Saturday, April 27, 2013

Honey, I Broke the Physics




I put Honey, I Shrunk the Kids up on the big screen at work today, then spent about 20 minutes re-researching thr fundamental forces of nature to try and work out how Szalinski's shrink ray operates.

By his own words—either in this film or the first sequel, I forget which—Szalinski states the machine works to reduce the great amount of empty space in what is typically considered "solid" matter.

To achieve this, the device would have to affective lot lessen the coefficient of the Weak Nuclear Force, which governs the behavior of fermions such as electrons. This would allow them to maintain stable orbits far closer to the nucleus of their atoms, thereby allowing molecular bonds to be formed from atoms functionally "smaller" in so far as each atom would now occupy less volumethan previously.

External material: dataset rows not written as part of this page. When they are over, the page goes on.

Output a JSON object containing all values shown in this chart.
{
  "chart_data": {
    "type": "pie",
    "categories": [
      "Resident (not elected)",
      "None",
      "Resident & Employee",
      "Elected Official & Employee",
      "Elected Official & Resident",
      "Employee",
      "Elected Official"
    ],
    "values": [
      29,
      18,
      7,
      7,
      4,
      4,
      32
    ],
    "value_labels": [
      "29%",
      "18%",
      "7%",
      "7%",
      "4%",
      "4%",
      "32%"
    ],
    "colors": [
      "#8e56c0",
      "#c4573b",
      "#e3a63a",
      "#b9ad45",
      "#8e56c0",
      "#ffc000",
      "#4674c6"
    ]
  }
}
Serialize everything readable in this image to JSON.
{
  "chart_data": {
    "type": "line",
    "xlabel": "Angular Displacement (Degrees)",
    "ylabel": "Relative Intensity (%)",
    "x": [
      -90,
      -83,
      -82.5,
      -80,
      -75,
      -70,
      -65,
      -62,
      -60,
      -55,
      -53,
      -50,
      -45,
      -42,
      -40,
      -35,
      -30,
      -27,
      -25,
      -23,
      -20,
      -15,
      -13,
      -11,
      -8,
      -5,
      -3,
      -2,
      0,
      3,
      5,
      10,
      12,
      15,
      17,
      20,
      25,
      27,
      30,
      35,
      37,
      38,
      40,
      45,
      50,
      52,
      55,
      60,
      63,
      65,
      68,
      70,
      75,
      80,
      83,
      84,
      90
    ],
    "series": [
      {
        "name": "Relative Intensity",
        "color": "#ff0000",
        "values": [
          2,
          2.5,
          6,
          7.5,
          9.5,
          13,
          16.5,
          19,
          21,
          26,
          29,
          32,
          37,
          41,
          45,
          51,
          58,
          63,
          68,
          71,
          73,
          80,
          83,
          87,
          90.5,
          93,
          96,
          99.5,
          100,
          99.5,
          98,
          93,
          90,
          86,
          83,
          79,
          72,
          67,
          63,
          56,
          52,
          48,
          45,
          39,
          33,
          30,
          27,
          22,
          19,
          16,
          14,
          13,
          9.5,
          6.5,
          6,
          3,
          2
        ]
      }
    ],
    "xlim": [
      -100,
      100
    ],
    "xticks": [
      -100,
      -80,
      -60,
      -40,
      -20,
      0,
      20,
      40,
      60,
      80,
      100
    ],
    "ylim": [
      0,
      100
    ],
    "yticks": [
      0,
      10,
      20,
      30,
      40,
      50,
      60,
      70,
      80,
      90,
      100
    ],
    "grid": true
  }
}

Now, Szalinski says nothing of changing any mass, however it is quite clear from the experimental results that weight has been scaled down proportionately with volume of the shrunken subjects, so it can only be that mass too has been affected. This requires that the machine also interact with the Higgs Field in such a way as to shift down the subject's mass as they shrink.


Notes:

1) Altering the coefficients of the fundamental forces is completely impossible and would likely break physics within the space provided, killing anything within, probably horribly.

2) There isn't actually any "empty space" in an atom to remove. I mean you can't remove a nothing, but the emptiness is really teaming with quantum foam if virtual particles infinitely coming into and out of existence, powering the dark energies and probabilities of the world.